A alta abstenção nestas eleições, afirma, poderá nascer de uma soma «da abstenção natural, com a pandemia e o desastre do voto antecipado» que resultará «numa espécie de cocktail perfeito para uma alta abstenção expectável».

A estabilização das democracias tende a fazer aumentar os números da abstenção, defende Pereira Coutinho, justificando assim o aumento destas cifras em Portugal. Além deste fator, lista ainda o «desencanto» dos portugueses com a política nacional como fator desmotivacional. «Existe um desencanto com os partidos que se apresentam em eleições, o que normalmente leva as pessoas a deixar de se reconhecer nas propostas que são apresentadas», explica.

«Nestas eleições presidenciais, o nível geral dos candidatos é baixíssimo, comparando com candidatos eleitorais anteriores», lamenta Pereira Coutinho, alegando que esta poderá também ser uma das razões por trás dos altos números de abstenção.

 

‘Legitimidade reduzida’, para Bacelar Gouveia

Em declarações ao Nascer do SOL, o constitucionalista Jorge Bacelar Gouveia definiu como «fraude eleitoral» uma eleição que, por exemplo, tivesse uma abstenção a rondar os 80%. Apesar de, afirma, do ponto de vista legal bastar «um voto em cinco milhões», o olhar político sobre esta eleição seria completamente diferente, garante o constitucionalista, que avisou ainda: «Basta um voto para eleger uma pessoa, mas uma eleição presidencial em que participa 10% da população não é nada».
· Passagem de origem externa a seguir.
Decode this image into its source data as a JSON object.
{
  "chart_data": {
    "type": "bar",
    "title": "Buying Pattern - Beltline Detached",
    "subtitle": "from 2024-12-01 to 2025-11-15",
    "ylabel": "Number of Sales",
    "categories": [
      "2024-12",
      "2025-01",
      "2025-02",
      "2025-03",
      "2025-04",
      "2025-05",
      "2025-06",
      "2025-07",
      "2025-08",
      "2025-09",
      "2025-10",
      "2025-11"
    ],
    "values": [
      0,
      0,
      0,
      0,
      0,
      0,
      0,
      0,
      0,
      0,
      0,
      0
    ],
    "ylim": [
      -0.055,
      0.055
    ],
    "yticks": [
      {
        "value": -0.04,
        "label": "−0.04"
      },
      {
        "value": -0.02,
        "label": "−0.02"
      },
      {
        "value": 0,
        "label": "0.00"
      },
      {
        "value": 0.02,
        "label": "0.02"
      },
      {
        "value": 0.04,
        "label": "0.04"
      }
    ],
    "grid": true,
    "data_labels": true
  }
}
Bacelar Gouveia frisa: «Politicamente, é evidente que, se a abstenção for muito grande, quer por razões de oposição aos candidatos, quer por não haver condições técnicas e sociais de votar por causa da pandemia, eu acho que isso lança um anátema terrível sobre a legitimidade, não a legalidade, mas sim a força política de uma eleição em que só participem 10% das pessoas. Esse presidente é um presidente muito fragilizado. Quem ganhar essas eleições seria um Presidente legalmente eleito, mas com uma legitimidade muito reduzida».